22.11.09

Dispersão


Sá Carneiro


Perdi-me dentro de mim
Porque eu era labirinto
E hoje, quando me sinto.
É com saudades de mim.

Passei pela minha vida
Um astro doido a sonhar,
Na ânsia de ultrapassar,
Nem dei pela minha vida...

Para mim é sempre ontem,
Não tenho amanhã nem hoje:
O tempo que aos outros foge
Cai sobre mim feito ontem.

(O Domingo de Paris
Lembra-me o desaparecido
Que sentia comovido
Os Domingos de Paris:

Porque um domingo é família,
É bem-estar, é singeleza,
E os que olham a beleza
Não têm bem-estar nem família).

Pobre moço das ânsias...
Tu, sim, tu eras alguém!
E foi por isso também
Que me abismastes nas ânsias.

A grande ave doirada
Bateu asas para os céus
Mas fechou-se saciada
Ao ver que ganhava os céus.

Como se chora um amante,
Assim me choro a mim mesmo:
Eu fui amante inconstante
Que se traiu a si mesmo.

Não sinto o espaço que encerro
Nem as linhas que protejo:
Se me olho a um espelho, erro
Não me acho no que projeto.

Regresso dentro de mim
Mas nada me fala, nada!
Tenho a alma amortalhada,
Sequinha dentro de mim.

Não perdi a minha alma,
Fiquei com ela, perdida.
Assim eu choro, da vida,
Eu nunca vi... mas recordo

A sua boca doirada
E o seu corpo esmaecido,
Em um hálito perdido
Que vem na tarde doirada.

(As minhas grandes saudades
São do que nunca enlacei.
Ai, como eu tenho saudades
Dos sonhos que sonhei!... )

E sinto que a minha morte —
Minha dispersão total —
Existe lá longe, ao norte,
Numa grande capital.

Vejo o meu último dia
Pintado em rolos de fumo,
E todo azul-de-agonia
Em sombra e além me sumo.

Ternura feita saudade,
Eu beijo as minhas mãos brancas...
Sou amor e piedade
Em face dessas mãos brancas. . .

Tristes mãos longas e lindas
Que eram feitas pra se dar
Ninguém mas quis apertar
Tristes mãos longas e lindas

Eu tenho pena de mim,
Pobre menino ideal...
Que me faltou afinal?
Um elo?

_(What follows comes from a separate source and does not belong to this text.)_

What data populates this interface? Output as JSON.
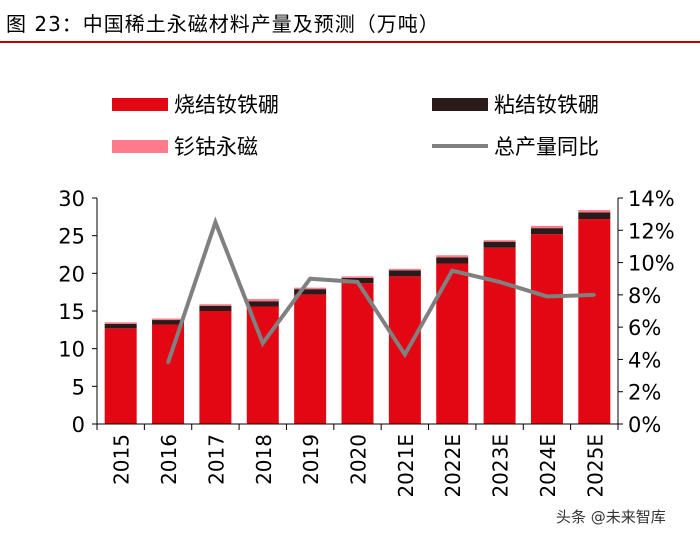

Um rastro?... Ai de mim!

Desceu-me nalma o crepúsculo;
Eu fui alguém que passou.
Serei, mas já não me sou;
Não vivo, durmo o crepúsculo.

Álcool dum sono outonal
Me penetrou vagamente
A difundir-me dormente
Em, uma bruma outonal.

Perdi a morte e a vida,
E, louco, não enlouqueço...
A hora foge vivida
Eu sigo-a, mas permaneço ...

...............................................
Castelos desmantelados,
Leões alados sem juba...
.............................................. 




Este poema retrata que tudo está voltado para o próprio " eu".Na palavra "labirinto" temos uma metáfora, em que o poeta se perde dentro de si mesmo e busca seu próprio eu.É egocêntrico.Possui estrofes regulares de quatro versos e usa pronomes reflexivos, os quais são os espelhos, ou seja, uma projeção de si mesmo.
Na quarta estrofe, o domingo para o vate é tédio e não se tem um bem-estar, pois é corriqueiro. A beleza está na ânsia, no desejo e aqui se tem um paradoxo, pois ele se perde com suas ânsias.
Na sexta estrofe, temos um alguém que sonhou demais e a identificação com o outro.
Na décima estrofe há uma duplicação do eu, o "eu" que recebe este eu e o eu que regressa.
O grotesco é o ideal entre o belo e o feio, uma visão decadentista, uma influência de Baudelaire.O presente sempre é vazio.No final do poema, temos uma metáfora,pois castelo é perfeito e não desmantelados e ele faz referência a si mesmo, porque sonha mas se perde nos seus próprios sonhos.